Você trocou de celular cinco vezes nos últimos dez anos, mas sua opinião sobre previdência privada continua a mesma de 2010. O resultado? Decisões financeiras baseadas em produtos que não existem mais.
A analogia é cruel: seria como entrar numa concessionária hoje e pedir um Ford Escort XR3 achando que está levando o último lançamento. O carro foi revolucionário em 1983 — motor transversal, tração dianteira, suspensão independente nas quatro rodas. Para a época, imbatível. Hoje, peça de museu.
Por que atualizamos tudo, menos nossas convicções financeiras?

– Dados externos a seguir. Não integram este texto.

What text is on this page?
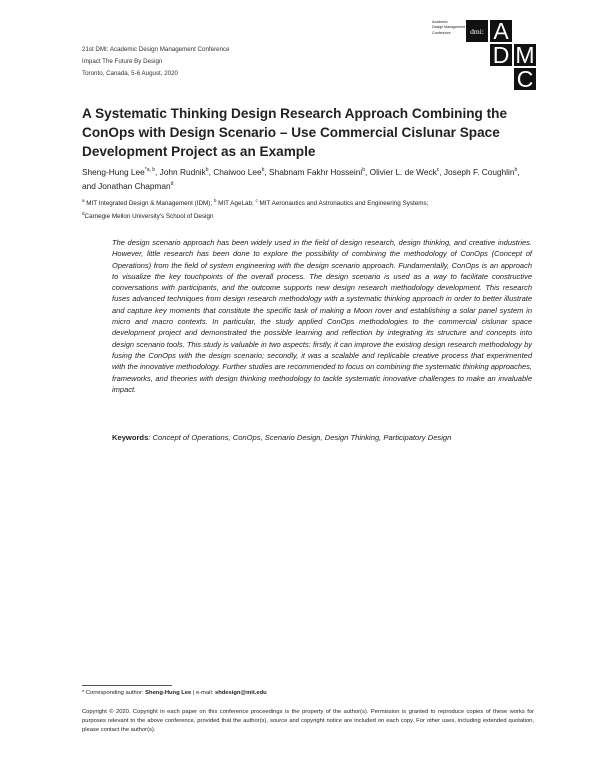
21st DMI: Academic Design Management Conference
Impact The Future By Design
Toronto, Canada, 5-6 August, 2020
Academic
Design Management
Conference	dmi: A
D M
C
A Systematic Thinking Design Research Approach Combining the ConOps with Design Scenario – Use Commercial Cislunar Space Development Project as an Example
Sheng-Hung Lee$^{*a, b}$, John Rudnik$^b$, Chaiwoo Lee$^b$, Shabnam Fakhr Hosseini$^b$, Olivier L. de Weck$^c$, Joseph F. Coughlin$^b$, and Jonathan Chapman$^d$
$^a$ MIT Integrated Design & Management (IDM); $^b$ MIT AgeLab; $^c$ MIT Aeronautics and Astronautics and Engineering Systems;
$^d$Carnegie Mellon University's School of Design
The design scenario approach has been widely used in the field of design research, design thinking, and creative industries. However, little research has been done to explore the possibility of combining the methodology of ConOps (Concept of Operations) from the field of system engineering with the design scenario approach. Fundamentally, ConOps is an approach to visualize the key touchpoints of the overall process. The design scenario is used as a way to facilitate constructive conversations with participants, and the outcome supports new design research methodology development. This research fuses advanced techniques from design research methodology with a systematic thinking approach in order to better illustrate and capture key moments that constitute the specific task of making a Moon rover and establishing a solar panel system in micro and macro contexts. In particular, the study applied ConOps methodologies to the commercial cislunar space development project and demonstrated the possible learning and reflection by integrating its structure and concepts into design scenario tools. This study is valuable in two aspects: firstly, it can improve the existing design research methodology by fusing the ConOps with the design scenario; secondly, it was a scalable and replicable creative process that experimented with the innovative methodology. Further studies are recommended to focus on combining the systematic thinking approaches, frameworks, and theories with design thinking methodology to tackle systematic innovative challenges to make an invaluable impact.
Keywords: Concept of Operations, ConOps, Scenario Design, Design Thinking, Participatory Design
* Corresponding author: Sheng-Hung Lee | e-mail: shdesign@mit.edu
Copyright © 2020. Copyright in each paper on this conference proceedings is the property of the author(s). Permission is granted to reproduce copies of these works for purposes relevant to the above conference, provided that the author(s), source and copyright notice are included on each copy. For other uses, including extended quotation, please contact the author(s).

William Samuelson e Richard Zeckhauser batizaram isso de viés do status quo: a tendência humana de preferir o estado atual das coisas, mesmo quando alternativas melhores surgem. O estudo clássico da dupla provou que o fenômeno aparece em escolhas reais — planos de saúde, aposentadoria, alocação de ativos.

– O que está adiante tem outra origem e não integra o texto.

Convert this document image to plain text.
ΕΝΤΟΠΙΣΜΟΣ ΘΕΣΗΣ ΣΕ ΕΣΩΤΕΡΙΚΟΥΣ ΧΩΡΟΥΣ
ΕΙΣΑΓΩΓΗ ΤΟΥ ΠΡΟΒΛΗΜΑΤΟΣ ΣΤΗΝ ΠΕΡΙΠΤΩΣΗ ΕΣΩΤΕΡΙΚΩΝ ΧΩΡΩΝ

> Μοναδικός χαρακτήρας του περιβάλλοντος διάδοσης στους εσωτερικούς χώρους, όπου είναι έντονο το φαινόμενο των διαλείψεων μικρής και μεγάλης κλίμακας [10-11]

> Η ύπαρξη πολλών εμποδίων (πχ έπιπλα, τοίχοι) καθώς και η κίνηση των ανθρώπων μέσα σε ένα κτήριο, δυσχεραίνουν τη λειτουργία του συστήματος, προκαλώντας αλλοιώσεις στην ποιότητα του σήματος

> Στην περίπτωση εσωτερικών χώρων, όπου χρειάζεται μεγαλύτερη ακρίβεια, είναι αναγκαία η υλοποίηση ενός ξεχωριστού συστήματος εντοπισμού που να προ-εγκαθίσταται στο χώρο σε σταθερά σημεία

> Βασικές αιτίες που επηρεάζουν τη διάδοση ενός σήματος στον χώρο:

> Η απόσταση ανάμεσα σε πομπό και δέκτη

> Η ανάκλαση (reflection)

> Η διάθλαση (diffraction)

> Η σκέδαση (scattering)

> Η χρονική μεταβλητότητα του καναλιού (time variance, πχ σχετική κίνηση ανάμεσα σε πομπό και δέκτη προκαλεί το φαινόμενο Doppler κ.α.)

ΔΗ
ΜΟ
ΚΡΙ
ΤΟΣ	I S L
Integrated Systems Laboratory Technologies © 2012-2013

Revisar a carteira, portanto, não é só checar rentabilidade. É questionar convicções que nunca foram atualizadas.
O que mudou enquanto você não olhava
Três transformações silenciosas reescreveram o cardápio de produtos disponíveis:
- Custos caíram — taxas de administração e carregamento despencaram na última década.

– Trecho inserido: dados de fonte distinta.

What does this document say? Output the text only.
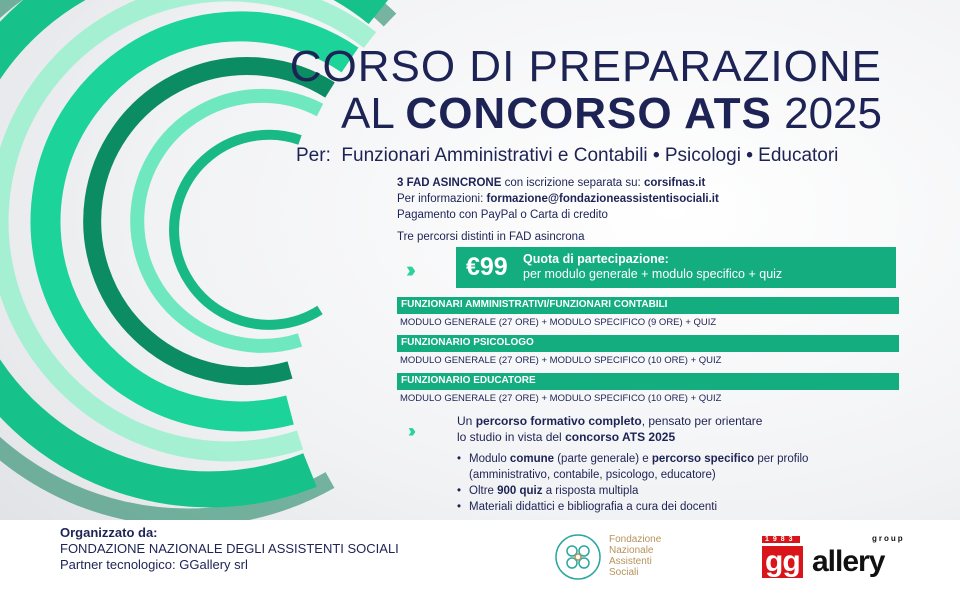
CORSO DI PREPARAZIONE
AL CONCORSO ATS 2025
Per: Funzionari Amministrativi e Contabili • Psicologi • Educatori
3 FAD ASINCRONE con iscrizione separata su: corsifnas.it
Per informazioni: formazione@fondazioneassistentisociali.it
Pagamento con PayPal o Carta di credito
Tre percorsi distinti in FAD asincrona
››› €99 Quota di partecipazione:
per modulo generale + modulo specifico + quiz
FUNZIONARI AMMINISTRATIVI/FUNZIONARI CONTABILI
MODULO GENERALE (27 ORE) + MODULO SPECIFICO (9 ORE) + QUIZ
FUNZIONARIO PSICOLOGO
MODULO GENERALE (27 ORE) + MODULO SPECIFICO (10 ORE) + QUIZ
FUNZIONARIO EDUCATORE
MODULO GENERALE (27 ORE) + MODULO SPECIFICO (10 ORE) + QUIZ
›››	Un percorso formativo completo, pensato per orientare
lo studio in vista del concorso ATS 2025
• Modulo comune (parte generale) e percorso specifico per profilo
(amministrativo, contabile, psicologo, educatore)
• Oltre 900 quiz a risposta multipla
• Materiali didattici e bibliografia a cura dei docenti
Organizzato da:
FONDAZIONE NAZIONALE DEGLI ASSISTENTI SOCIALI
Partner tecnologico: GGallery srl
Fondazione
Nazionale
Assistenti
Sociali
1983	group
gg allery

- Alternativas explodiram — ETFs, fundos imobiliários, previdência com portabilidade total, seguros com resgate em vida.
- Estruturas se flexibilizaram — hoje existe previdência sem taxa de saída, seguro que paga diagnóstico de doença grave, fundos com liquidez diária.
Mas a maioria dos investidores continua avaliando o cardápio novo com o paladar de 15 anos atrás.
O seguro: o produto mais julgado e menos conhecido
Muitos ainda associam seguro exclusivamente a “pagar anos para a família receber depois que eu morrer”. A realidade atual é outra: coberturas para invalidez, doenças graves, diárias de internação, proteção de renda. Modalidades com resgate parcial, contratos modulares, apólices que devolvem prêmio se não houver sinistro.
Não significa que todo seguro moderno seja bom. Significa que julgar a categoria inteira pela memória de um produto antigo leva a conclusões igualmente antigas.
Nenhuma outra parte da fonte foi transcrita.